In April 2009, Kal Penn accepted the position of Associate Director of the White House Office of Public Liaison in the Obama administration; when asked if his new job would mean no more Harold and Kumar films. However, in early May, A Very Harold & Kumar Christmas was announced for a December 5, 2010 release date at the earliest and possibly deferred to the 2011 holiday season. Hurwitz and Schlossberg returned to write the film while Strauss-Schulson was hired to direct. Originally, Hurwitz and Schlossberg were set to direct, but they were approached to relaunch the American Pie franchise three months before production. They continued on as writers and co-producers on this film while writing and directing American Reunion (2012). In early June, Penn left his job with the White House to reprise his role as Kumar in the third Harold & Kumar installment. By late June, John Cho and Neil Patrick Harris returned to reprise their roles, with Danny Trejo, Elias Koteas, Paula Garcés, Thomas Lennon, Patton Oswalt, and Jake Johnson rounding out the film's cast. At the same time, principal photography commenced, and wrapped in late August. Filming took place in Detroit, Michigan; Los Angeles, California; and New York City, New York. The film was shot on the Panavision Genesis camera with the Element Technica 3D Rig. The film consisted of over four-hundred special effects shots, mostly 3D and CG effects, and clay animation for the hallucination scenes by Laika. After filming was completed, Cho and Penn went on a tour to promote the film in different college towns. At each stop they had a bus hand out "munchies". Penn eventually returned to the White House.

The film stars Cho, Penn, Patrick Harris, Trejo, Koteas, Garcés, Lennon, Oswalt, and Johnson.
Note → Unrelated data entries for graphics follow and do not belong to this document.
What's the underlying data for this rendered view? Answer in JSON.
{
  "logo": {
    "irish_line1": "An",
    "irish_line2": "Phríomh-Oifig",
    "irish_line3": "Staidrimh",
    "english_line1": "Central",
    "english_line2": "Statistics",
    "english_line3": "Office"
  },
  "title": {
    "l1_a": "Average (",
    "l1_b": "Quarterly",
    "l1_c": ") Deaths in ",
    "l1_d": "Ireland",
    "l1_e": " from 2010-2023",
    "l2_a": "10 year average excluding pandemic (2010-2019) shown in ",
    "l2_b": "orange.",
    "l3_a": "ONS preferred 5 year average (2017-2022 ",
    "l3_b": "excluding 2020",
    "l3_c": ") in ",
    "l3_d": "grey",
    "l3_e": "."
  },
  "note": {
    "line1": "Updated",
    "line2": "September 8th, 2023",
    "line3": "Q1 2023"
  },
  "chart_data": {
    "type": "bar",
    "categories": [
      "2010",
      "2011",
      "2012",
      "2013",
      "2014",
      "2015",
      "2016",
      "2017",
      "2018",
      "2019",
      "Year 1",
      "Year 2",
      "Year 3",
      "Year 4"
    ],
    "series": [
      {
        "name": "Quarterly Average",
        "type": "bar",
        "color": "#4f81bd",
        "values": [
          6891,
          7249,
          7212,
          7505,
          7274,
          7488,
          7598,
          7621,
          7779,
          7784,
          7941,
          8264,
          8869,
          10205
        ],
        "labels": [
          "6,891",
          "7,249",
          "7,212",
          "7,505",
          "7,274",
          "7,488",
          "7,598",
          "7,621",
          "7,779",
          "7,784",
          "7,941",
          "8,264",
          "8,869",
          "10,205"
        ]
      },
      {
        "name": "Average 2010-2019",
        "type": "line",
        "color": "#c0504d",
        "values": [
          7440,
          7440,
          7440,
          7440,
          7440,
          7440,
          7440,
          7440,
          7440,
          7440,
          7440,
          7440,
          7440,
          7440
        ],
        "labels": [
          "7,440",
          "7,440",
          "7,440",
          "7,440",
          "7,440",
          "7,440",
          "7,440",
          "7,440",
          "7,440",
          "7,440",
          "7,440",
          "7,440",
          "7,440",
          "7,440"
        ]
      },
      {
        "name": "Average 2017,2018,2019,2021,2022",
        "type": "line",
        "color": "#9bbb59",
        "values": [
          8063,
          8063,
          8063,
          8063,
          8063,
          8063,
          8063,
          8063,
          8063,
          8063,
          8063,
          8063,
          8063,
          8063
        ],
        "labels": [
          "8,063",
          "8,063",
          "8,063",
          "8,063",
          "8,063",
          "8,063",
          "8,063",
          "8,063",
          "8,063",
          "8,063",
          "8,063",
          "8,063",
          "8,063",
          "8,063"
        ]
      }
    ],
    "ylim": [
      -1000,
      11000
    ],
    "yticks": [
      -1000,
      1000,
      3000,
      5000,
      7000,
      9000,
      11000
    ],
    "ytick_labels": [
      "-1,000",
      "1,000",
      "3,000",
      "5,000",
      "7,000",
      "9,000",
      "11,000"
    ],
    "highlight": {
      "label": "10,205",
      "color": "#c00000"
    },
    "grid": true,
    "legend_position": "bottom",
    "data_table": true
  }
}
Despite the solid performances of the cast, especially from Cho, Penn and Patrick Harris, they were totally wasted this time round due to the fact that the film forgot to stay true to their characters and to itself.

It may not equal its predecessor, but A Very Harold & Kumar 3D Christmas is still good for some laughs - and food for thought. Though the pot-fueled laughs and the sheer energetic lunacy of the original, I was really let down by this uninspired sequel.